Поступки такого рода должны вызывать удивление нынешних людей, которые, желая доказать свою возвышенную натуру, в момент не всегда нужного, но всегда рискованного поступка, а именно: предложения руки и сердца, могут сгоряча встать на колени и поднять к выбранной ими невесте скучное и современное лицо свое с таким выраженьем, как будто вся жизнь их зависит от этой невесты.
Не стоит, однако же, преувеличивать. Ведь ты не покончишь с собой? Не покончишь. Зачем же глаза так таращить на женщину?
В Японии было иначе. Когда на пути их вставали преграды, влюбленные люди ночною порой (а темень там, в этой Японии, страсть!) спешили куда-то, где нет ни души, и там умирали в объятьях друг друга. Мужчина, сперва заколовши подругу, кровавым кинжалом пронзал и себя.

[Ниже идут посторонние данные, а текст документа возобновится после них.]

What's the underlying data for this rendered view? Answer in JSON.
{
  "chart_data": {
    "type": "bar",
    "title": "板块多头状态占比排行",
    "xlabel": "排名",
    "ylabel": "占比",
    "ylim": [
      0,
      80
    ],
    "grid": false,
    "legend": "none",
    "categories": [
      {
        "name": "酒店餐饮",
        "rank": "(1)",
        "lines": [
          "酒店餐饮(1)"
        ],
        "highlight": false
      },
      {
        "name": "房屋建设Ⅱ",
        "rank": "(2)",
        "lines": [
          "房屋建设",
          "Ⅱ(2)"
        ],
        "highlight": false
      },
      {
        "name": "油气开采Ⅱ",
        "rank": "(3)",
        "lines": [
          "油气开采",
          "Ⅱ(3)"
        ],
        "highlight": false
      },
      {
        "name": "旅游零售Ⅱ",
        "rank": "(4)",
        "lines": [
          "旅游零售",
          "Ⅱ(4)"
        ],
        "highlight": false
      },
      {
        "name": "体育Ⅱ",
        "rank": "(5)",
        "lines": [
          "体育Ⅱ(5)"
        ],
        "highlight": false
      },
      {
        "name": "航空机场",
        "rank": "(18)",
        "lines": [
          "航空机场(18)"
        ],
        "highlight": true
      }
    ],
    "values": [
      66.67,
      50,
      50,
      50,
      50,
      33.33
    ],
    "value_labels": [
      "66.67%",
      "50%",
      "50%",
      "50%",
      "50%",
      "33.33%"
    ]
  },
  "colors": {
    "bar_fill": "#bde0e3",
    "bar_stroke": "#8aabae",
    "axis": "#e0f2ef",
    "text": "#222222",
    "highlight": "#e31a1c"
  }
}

Вот, кстати, об этом в одной из трагедий:
Он мгновенно,Возлюбленную усадив на землю,Вонзает наискось ей в грудь клинок!Но дрогнула его рука.КохаруОткинулась назад в предсмертных муках.Она еще жива,Хотя Дзихэй ейДыхательное горло перерезал.О, кара кармы! О, возмездья мощь!Она не может сразу умереть.За что ей посланы мученья эти?[13]
Но дальше уж столько ненужных подробностей, что лучше мне их избежать. Избегу.